I'm having trouble finding counterexamples for these or finding a model to show their validity:
$∃x∀y(Q(x, y)→∀zR(x, y, z))$
$P(x)→∀yP(y)$
I know that we have to make up an interpretation and a domain where we can dis/prove these. Would appreciate some guidance.
On
Neither of the two are valid. For the first one, you just need to find an interpretation for $Q$ and $R$ such that $Q$ holds for all $y$ and $R$ is false for all $z$ in the domain. For the second one, you need a domain containing $x$ such that $P(x)$ holds where the domain also contains some $y$ for which $P(y)$ is false.

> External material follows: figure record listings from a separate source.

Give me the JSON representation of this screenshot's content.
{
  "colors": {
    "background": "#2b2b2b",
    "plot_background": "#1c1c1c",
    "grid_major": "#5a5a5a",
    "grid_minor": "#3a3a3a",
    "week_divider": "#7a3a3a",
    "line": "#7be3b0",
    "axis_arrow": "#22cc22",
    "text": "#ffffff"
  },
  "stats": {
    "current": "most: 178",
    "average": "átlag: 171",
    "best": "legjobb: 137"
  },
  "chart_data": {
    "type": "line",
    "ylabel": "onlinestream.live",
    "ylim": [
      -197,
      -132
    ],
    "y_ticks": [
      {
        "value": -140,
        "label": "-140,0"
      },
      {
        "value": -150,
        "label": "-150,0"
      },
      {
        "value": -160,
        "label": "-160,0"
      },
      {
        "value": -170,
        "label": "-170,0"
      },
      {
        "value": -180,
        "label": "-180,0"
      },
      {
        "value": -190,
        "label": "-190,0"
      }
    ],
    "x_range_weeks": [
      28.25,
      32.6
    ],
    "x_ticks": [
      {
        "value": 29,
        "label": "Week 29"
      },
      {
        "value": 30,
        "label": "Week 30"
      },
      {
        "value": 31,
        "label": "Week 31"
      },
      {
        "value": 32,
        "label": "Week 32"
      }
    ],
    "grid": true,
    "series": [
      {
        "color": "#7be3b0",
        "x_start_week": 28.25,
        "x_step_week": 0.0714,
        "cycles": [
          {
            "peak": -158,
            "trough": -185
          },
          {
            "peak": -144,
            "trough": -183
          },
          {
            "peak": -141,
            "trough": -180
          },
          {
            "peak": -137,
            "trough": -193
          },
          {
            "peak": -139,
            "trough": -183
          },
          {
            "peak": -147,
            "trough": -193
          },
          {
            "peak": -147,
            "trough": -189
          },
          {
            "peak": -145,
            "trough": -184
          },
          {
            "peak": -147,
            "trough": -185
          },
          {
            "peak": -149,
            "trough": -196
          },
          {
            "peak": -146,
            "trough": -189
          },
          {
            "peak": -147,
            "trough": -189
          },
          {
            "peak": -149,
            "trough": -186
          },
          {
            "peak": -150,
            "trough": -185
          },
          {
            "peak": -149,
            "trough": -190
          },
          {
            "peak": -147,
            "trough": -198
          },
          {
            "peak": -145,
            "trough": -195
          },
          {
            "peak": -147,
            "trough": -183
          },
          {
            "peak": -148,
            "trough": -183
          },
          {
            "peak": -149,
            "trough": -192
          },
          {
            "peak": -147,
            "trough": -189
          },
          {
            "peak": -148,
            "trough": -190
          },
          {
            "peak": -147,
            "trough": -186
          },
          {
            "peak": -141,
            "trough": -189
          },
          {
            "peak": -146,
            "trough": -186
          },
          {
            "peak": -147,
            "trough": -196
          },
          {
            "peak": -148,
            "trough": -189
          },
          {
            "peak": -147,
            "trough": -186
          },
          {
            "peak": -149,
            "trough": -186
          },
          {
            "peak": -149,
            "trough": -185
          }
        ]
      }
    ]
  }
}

For the first, let the set of the model $M$ be $\Bbb N$, and interpret $$ Q^M(x,y) \iff x = y $$ and $$ R^M(x,y,z) \iff x = y*z. $$ Then $M\models \exists x\forall y\,(Q(x, y)\to \forall z\,R(x, y, z))$, because $M\models \forall y\,(Q(x, y)\to \forall z\,R(x, y, z))[x/0]$ — that is, for all $y\in \Bbb N$, if $y = 0$ then for all $z\in\Bbb N, 0 = y*z$.
Thus the sentence is satisfiable. However, it's also possible to find a model $M'$ in which the sentence is false. Let the underlying set of $M'$ be $\Bbb N$ again, and interpret the predicates as $$ Q^{M'}(x,y)\iff x\le y $$ and $$ R^{M'}(x,y,z)\iff y\le z. $$ Then $M'\models \exists x\forall y\,(Q(x, y)\to \forall z\,R(x, y, z))$ means: there is $x\in\Bbb N$ such that for all $y\in\Bbb N$, if $x\le y$ then for all $z\in\Bbb N, y\le z$. Suppose there is such an $x$. Letting $y=x+1$, we have $x\le y$. But $y>0$ so it's certainly not the case that for all $z\in\Bbb N, y\le z$.

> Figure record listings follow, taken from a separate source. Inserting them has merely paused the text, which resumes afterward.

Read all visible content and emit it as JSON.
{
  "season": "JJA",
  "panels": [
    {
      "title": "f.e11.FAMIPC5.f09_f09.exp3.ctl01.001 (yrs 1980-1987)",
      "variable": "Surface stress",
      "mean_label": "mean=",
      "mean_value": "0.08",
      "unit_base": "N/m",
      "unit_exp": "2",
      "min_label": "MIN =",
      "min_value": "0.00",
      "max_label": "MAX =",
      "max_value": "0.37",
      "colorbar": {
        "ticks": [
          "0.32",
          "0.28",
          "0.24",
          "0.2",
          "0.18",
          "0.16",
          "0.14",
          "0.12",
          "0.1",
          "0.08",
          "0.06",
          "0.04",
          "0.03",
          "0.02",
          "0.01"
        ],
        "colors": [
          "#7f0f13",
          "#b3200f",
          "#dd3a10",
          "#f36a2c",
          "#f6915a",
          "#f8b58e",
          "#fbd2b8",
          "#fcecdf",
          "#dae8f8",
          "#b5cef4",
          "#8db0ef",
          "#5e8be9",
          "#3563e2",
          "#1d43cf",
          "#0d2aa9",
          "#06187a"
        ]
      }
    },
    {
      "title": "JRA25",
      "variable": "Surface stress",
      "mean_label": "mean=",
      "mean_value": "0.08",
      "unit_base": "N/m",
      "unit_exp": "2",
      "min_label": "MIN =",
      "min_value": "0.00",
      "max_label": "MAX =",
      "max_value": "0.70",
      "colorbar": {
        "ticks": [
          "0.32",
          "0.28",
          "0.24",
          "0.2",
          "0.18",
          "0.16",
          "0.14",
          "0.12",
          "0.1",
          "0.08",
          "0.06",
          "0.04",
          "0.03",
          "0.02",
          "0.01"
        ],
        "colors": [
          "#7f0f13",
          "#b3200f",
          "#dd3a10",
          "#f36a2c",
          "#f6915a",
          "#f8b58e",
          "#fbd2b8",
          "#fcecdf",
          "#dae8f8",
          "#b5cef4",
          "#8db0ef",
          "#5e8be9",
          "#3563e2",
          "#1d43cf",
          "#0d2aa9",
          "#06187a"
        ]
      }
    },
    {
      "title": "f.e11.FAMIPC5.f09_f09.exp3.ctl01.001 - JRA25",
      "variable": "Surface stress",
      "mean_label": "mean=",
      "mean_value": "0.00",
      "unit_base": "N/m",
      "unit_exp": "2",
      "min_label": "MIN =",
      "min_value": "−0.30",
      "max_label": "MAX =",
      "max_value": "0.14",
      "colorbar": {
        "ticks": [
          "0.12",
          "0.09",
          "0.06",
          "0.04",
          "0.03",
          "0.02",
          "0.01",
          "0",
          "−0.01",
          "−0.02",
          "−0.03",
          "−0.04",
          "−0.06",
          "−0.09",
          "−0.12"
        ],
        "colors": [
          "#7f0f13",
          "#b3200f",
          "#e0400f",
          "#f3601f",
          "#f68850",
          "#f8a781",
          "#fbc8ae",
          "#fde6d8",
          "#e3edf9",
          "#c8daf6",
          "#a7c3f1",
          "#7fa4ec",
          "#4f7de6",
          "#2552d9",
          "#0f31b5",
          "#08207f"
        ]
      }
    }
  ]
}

Hence, both the sentence and its negation are satisfiable, so the sentence isn't valid.
As for the formula $\phi(x) := (P(x)\to\forall y\,P(y))$, the answer depends upon what your definition is of a formula with free variables being true in a model. Presumably it means, true under all assignments of values to variables, so for $M$ any model, $M\models \phi$ iff $M\models \forall x\,\phi(x)$. Note that $$\begin{align} \forall x\,\phi(x) &\iff \forall x\,(P(x)\to\forall y\,P(y)) \\ &\iff (\exists x\,P(x)\to\forall y\,P(y)) \\ &\iff (\neg\exists x\,P(x)\lor\forall y\,P(y)). \end{align}$$ This sentence is true in a model $M = (U^M, P^M)$ iff $P^M = \emptyset$ or $P^M = U^M$ (that is, iff the interpretation of $P$ "is either everything or nothing"), and false iff $P^M$ is neither. In particular, if $U^M$ has just one element then the sentence is true in $M$.